14 Devleti Müdahaleciliğe ve Sosyal Görevler Üstlenmeye İten Nedenler
Partiler Arası Rekabet: Sol partiler ve politikacıların eşitlik, adalet ve refah sağlama temeline dayalı vaatlerinin toplum tarafından desteklenmesi, gelişmiş ülkelerde hem sol hem de sağ hükümetlerin refah devletinin ve sosyal harcamaların büyümesinde rol oynamıştır.
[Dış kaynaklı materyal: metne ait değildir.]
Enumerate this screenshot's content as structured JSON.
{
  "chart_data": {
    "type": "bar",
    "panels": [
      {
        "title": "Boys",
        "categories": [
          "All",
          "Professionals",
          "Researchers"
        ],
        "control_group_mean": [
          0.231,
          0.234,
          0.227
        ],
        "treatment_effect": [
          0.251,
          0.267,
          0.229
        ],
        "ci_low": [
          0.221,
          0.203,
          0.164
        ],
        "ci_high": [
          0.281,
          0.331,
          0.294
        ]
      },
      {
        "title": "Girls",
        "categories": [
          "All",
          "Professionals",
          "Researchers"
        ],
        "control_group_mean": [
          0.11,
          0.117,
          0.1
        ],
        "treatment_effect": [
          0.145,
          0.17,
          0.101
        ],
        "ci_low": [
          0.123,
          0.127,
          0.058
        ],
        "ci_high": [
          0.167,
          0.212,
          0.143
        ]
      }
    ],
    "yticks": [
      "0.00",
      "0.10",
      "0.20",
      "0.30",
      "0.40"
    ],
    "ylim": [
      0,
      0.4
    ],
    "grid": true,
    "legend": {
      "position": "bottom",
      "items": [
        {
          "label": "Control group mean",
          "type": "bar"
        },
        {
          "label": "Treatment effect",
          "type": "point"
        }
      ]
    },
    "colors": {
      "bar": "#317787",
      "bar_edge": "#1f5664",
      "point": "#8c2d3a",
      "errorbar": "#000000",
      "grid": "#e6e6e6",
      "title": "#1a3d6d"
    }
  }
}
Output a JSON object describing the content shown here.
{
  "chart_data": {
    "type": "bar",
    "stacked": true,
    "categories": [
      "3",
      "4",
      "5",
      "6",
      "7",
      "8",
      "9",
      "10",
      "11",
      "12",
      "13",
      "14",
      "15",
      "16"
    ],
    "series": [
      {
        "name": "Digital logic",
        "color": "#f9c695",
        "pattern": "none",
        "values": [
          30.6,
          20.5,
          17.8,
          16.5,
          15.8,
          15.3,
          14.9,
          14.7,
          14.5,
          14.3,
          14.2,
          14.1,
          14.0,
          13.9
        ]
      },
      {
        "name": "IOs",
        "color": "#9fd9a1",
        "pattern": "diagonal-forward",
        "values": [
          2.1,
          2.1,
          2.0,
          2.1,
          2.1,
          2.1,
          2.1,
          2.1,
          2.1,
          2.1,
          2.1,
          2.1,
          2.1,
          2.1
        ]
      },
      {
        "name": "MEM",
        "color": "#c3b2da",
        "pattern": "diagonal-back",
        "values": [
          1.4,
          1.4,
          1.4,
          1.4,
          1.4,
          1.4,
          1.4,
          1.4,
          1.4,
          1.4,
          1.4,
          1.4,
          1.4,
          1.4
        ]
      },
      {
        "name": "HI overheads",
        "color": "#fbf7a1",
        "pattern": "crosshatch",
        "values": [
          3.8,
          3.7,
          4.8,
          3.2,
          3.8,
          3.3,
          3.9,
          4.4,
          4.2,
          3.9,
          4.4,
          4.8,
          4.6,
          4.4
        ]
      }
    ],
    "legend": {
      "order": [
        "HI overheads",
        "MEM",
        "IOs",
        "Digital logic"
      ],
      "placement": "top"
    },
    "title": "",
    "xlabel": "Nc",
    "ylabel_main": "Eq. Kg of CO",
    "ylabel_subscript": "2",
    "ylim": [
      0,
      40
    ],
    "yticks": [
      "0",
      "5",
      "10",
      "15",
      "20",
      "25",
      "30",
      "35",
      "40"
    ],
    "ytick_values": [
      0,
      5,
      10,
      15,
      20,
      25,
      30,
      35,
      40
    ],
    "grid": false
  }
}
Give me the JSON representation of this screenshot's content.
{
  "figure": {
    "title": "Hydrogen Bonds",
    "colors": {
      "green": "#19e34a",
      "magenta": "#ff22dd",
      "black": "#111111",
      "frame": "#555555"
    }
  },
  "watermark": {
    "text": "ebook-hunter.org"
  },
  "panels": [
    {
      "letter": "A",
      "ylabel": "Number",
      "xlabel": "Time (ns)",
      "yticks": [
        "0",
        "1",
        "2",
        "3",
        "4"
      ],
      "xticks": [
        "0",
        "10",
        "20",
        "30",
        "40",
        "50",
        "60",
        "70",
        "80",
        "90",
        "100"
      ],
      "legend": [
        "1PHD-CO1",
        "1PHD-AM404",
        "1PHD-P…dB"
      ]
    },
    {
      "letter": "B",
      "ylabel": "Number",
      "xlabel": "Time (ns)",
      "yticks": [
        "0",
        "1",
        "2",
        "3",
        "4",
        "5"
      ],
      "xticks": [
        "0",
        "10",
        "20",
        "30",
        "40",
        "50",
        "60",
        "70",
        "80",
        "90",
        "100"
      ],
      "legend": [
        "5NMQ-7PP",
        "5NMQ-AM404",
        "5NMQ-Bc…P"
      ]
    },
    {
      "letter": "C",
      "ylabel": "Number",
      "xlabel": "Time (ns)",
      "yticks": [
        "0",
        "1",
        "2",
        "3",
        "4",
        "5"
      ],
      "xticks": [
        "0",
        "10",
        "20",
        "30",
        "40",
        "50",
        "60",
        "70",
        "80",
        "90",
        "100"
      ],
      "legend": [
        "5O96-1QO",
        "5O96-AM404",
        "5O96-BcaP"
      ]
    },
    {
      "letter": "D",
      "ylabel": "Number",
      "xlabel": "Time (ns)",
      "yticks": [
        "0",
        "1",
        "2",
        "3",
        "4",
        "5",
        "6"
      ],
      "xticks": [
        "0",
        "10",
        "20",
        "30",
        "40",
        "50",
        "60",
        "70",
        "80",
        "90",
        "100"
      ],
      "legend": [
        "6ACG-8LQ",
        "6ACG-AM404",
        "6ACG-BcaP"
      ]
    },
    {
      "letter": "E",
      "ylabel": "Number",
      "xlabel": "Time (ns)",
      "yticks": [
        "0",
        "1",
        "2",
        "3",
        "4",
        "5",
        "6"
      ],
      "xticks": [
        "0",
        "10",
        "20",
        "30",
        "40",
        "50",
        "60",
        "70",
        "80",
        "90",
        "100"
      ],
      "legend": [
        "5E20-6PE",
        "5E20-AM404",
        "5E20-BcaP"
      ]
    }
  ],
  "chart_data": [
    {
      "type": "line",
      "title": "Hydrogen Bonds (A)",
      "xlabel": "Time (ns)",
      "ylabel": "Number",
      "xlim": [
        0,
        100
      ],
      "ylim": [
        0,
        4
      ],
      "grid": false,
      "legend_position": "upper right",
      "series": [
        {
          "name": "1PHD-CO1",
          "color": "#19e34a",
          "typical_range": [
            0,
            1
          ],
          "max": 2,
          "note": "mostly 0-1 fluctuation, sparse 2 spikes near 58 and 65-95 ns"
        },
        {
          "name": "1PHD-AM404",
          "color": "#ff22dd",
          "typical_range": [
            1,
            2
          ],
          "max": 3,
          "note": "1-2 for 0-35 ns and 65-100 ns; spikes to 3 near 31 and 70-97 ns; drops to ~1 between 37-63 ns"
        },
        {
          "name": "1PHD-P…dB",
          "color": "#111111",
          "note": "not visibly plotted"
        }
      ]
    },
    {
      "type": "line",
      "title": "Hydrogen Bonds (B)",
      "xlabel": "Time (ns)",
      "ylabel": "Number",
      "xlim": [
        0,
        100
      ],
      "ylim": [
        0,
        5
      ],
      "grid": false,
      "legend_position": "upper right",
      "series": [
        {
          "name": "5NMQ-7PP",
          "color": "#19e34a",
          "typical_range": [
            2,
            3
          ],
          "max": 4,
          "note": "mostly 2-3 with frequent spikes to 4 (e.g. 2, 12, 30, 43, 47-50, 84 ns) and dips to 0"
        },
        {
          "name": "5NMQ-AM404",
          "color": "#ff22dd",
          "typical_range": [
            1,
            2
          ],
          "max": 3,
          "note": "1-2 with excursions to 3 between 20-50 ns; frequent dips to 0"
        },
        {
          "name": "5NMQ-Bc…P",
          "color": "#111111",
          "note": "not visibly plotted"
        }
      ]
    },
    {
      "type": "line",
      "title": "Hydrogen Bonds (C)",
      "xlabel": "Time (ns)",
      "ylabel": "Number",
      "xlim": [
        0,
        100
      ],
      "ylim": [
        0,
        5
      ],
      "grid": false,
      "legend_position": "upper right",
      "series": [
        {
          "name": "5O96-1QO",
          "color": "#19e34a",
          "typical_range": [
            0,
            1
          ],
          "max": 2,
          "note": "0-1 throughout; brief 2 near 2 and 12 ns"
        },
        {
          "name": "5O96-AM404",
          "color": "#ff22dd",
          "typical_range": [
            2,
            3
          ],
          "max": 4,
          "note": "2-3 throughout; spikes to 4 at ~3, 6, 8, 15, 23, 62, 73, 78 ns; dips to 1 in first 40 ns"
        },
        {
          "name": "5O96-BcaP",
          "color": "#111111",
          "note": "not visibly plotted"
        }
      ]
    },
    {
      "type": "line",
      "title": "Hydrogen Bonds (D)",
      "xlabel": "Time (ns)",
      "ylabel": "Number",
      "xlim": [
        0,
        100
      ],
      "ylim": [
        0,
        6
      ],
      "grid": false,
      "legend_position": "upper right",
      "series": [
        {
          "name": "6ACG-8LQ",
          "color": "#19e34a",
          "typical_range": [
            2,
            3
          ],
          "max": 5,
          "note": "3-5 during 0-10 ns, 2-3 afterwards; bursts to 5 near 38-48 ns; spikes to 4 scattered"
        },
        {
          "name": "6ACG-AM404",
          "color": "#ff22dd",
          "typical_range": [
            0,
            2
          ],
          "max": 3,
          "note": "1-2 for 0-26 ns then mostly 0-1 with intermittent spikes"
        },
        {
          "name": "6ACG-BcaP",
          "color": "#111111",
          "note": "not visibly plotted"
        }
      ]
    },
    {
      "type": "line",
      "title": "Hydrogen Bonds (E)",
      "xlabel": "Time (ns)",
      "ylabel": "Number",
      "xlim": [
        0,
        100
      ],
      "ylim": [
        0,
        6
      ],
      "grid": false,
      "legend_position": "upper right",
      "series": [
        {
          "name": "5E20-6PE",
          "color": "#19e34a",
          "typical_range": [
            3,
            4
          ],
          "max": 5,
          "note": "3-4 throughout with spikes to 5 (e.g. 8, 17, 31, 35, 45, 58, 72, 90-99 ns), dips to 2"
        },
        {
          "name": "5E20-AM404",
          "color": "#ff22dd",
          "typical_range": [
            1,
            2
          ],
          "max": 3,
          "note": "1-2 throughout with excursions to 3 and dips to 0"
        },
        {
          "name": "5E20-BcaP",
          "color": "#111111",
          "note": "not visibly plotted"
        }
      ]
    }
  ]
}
Partilerin birbirleriyle rekabeti, devletin ekonomik ve sosyal müdahale alanını sürekli olarak genişletmiş, kendilerine oy potansiyeli sağlamak amacıyla halka refah hizmetler götürmede yarışmalarına neden olmuştur.

15 Devleti Müdahaleciliğe ve Sosyal Görevler Üstlenmeye İten Nedenler
Piyasa Başarısızlıkları: Serbest piyasa ekonomisinin belli bazı kusurları vardır. bu kusurlar literatürde «piyasa başarısızlıkları» olarak adlandırılmaktadır. Doğal işleyişine bırakılan piyasalarda «adalet», «etkinlik», «refah» ve «büyüme» yönünden optimal sonuçların ortaya çıkması mümkün görünmemektedir ve böylece sosyal refahı olumsuz etkilemektedir.

16 Devleti Müdahaleciliğe ve Sosyal Görevler Üstlenmeye İten Nedenler
Piyasa Başarısızlıkları: Fizyokratlar «doğal düzen», klasik iktisatçılar ise «görünmez el» yardımıyla ekonomide doğabilecek bir takım dengesizlik ve istikrarsızlıkların ortadan kalkabileceğine inanmaktadırlar. Ancak, gelişmeler göstermiştir ki piyasa ekonomisi gelir eşitsizliği, işsizliği, yoksulluğu önleyememekte ve buna bağlı olarak sosyal adalet sağlanamamaktadır. Dolayısıyla, iyi bir toplum yolunda başarılı olunamamaktadır.

17 Devleti Müdahaleciliğe ve Sosyal Görevler Üstlenmeye İten Nedenler
Piyasa Başarısızlıkları: Piyasanın sosyal adaleti ve insan onuruna yaraşır bir yaşamı sağlamadaki başarısızlıkları sonucunda, müdahaleci devlet anlayışının benimsenmesi çeşitli refah devletleri uygulamalarının ortaya çıkmasıyla sonuçlanmıştır.